Rebuffed: Bitcoin Group chief executive Sam Lee, flanked by associates Jim Chen (left) and Allan Guo (right). Photo: Paul Jeffers
Bitcoin Group has pulled its float after the Australian Securities Exchange said the Bitcoin miner would have to make a fresh offer to investors because it is not convinced the company has enough cash to get through its first year on the market.
But the Bitcoin miner said it will consider a fresh IPO after the so called “Bitcoin halving” due in the middle of this year, which is expected to have a dramatic effect on the Bitcoin price.
The company said on Wednesday it is withdrawing its IPO and will return the $5.9 million it raised to investors, blaming the corporate regulator for not allowing forecasts on the highly volatile Bitcoin price to be used in an assessment of Bitcoin Group’s working capital.
“The key reason for the withdrawal of the offer is due to the requirement of the ASX, that Bitcoin Group procure a working capital report from an independent accounting firm, a report not specifically required for a listing on the ASX,” the bitcoin miner said in a statement.

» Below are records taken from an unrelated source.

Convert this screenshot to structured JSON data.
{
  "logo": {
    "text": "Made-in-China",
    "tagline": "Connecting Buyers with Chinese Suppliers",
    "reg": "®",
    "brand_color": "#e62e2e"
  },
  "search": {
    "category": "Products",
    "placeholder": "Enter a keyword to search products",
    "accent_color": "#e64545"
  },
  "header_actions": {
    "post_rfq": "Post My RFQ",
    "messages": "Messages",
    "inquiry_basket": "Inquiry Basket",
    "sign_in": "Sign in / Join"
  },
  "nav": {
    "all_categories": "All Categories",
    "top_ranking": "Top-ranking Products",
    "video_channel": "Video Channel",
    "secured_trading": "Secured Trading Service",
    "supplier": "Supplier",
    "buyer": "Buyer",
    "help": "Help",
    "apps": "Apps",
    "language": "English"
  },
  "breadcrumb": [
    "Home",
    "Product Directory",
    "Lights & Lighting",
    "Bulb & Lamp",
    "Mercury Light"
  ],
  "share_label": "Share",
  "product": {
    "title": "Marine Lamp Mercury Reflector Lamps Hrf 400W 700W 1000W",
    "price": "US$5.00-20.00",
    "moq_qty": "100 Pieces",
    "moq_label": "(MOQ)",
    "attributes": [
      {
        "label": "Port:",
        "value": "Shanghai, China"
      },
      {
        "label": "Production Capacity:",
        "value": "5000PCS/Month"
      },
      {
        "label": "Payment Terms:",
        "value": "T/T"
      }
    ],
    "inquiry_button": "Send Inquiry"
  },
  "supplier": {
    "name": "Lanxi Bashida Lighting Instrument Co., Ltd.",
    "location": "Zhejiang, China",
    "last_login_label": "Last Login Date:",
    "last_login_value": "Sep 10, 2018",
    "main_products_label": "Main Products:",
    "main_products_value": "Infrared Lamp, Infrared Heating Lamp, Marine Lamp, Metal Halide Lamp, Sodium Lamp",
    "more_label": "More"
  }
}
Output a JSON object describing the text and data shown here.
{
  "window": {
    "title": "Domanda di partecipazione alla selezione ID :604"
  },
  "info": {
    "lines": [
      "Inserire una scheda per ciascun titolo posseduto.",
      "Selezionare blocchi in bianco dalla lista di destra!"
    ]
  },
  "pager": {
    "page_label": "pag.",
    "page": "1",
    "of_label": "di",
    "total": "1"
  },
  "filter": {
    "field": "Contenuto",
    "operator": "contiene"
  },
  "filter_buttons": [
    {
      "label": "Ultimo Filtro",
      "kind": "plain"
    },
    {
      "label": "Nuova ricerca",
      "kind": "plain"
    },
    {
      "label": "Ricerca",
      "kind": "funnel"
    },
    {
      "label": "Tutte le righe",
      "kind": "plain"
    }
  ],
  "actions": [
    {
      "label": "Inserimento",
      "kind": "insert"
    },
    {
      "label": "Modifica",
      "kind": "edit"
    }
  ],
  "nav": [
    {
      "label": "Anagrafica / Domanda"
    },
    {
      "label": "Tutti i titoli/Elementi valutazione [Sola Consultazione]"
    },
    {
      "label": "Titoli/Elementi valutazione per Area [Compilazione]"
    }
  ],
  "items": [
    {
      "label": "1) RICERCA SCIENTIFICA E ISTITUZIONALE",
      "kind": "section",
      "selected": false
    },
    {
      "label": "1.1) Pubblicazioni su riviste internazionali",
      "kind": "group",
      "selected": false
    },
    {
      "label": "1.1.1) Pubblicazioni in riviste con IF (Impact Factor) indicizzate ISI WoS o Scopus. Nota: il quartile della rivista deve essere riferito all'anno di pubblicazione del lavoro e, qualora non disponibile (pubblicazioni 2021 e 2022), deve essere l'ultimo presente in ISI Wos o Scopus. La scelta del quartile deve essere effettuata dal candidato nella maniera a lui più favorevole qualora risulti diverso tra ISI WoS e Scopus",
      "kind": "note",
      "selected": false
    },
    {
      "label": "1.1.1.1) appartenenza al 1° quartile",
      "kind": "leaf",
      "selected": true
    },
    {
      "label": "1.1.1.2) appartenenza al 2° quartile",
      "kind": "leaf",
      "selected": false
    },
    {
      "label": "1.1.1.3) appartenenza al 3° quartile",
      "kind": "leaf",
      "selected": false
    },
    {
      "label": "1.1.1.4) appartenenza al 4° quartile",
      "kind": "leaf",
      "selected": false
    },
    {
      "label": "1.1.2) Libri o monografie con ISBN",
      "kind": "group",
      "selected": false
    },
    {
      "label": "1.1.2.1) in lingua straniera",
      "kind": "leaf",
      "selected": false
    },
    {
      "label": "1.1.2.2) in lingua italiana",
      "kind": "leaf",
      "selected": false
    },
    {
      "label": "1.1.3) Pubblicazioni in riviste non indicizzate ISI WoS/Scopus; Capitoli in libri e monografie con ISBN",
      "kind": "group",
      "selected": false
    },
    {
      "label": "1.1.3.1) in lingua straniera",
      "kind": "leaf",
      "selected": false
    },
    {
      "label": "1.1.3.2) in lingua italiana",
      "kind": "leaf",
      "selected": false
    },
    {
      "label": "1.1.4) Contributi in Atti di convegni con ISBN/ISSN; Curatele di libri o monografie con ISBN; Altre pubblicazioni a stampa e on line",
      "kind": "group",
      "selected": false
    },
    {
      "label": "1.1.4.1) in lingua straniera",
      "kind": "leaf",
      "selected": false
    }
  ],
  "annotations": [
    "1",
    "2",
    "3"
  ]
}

“In preparing the working capital report Grant Thornton, the independent accountant, was required to factor in the reduction of newly minted bitcoins released on the occurrence of block halving in July 2016, without regard to the expected increase in bitcoin price.
“The last time block halving occurred (28 November 2012), the bitcoin price increased in value by 1032 per cent in the proceeding six months (from US$12.16 to US$125.58). Unfortunately, [the Australian Securities and Investments Commission] prohibited any forecasting on the bitcoin price which resulted in a report which did not allow for any increase in bitcoin price upon the number of bitcoins available to be mined halving in July 2016.”
Bitcoin halving is part of the original rules of Bitcoin and is aimed at reducing inflation in a currency with a finite supply. The next halving is expected to occur around June 2016. It will mean Bitcoin miners will receive half their usual reward for verifying bitcoin transactions. Many argue this will increase the value of Bitcoin itself, however, but this is not certain.
Bitcoin Group – which was to be the second Bitcoin company to list on the ASX and the only one globally to attempt a full IPO – appointed Grant Thornton to assess the company’s finances last month after numerous run-ins with the corporate regulator over disclosures in its original share offer document.
Grant Thornton forecast various scenarios, the “base case” being a $500 Bitcoin price which would see it needing to raise funds again by September 2017.
But the ASX rejected the findings and said if the company wished to continue trying to list it would have to reopen its offer and raise additional funds to “an amount sufficient to deliver it adequate working capital to carry out its stated objectives and to have a sustainable business model.”
The company, which has now delayed its float by more than six times, already had to resubmit its prospectus to the ASX over projections for the stock. It also told the market last month that it had come well short of its raising target of $20 million – with only $5.6 million in funds raised.
Bitcoin Group uses powerful computers to “mine” Bitcoin’s distributed ledger blockchain. This involves cracking complex encryption of the blockchain, which is how bitcoin transactions are verified.
The company gets bitcoins as a reward for doing this, so its future is closely tied to the value of the digital currency.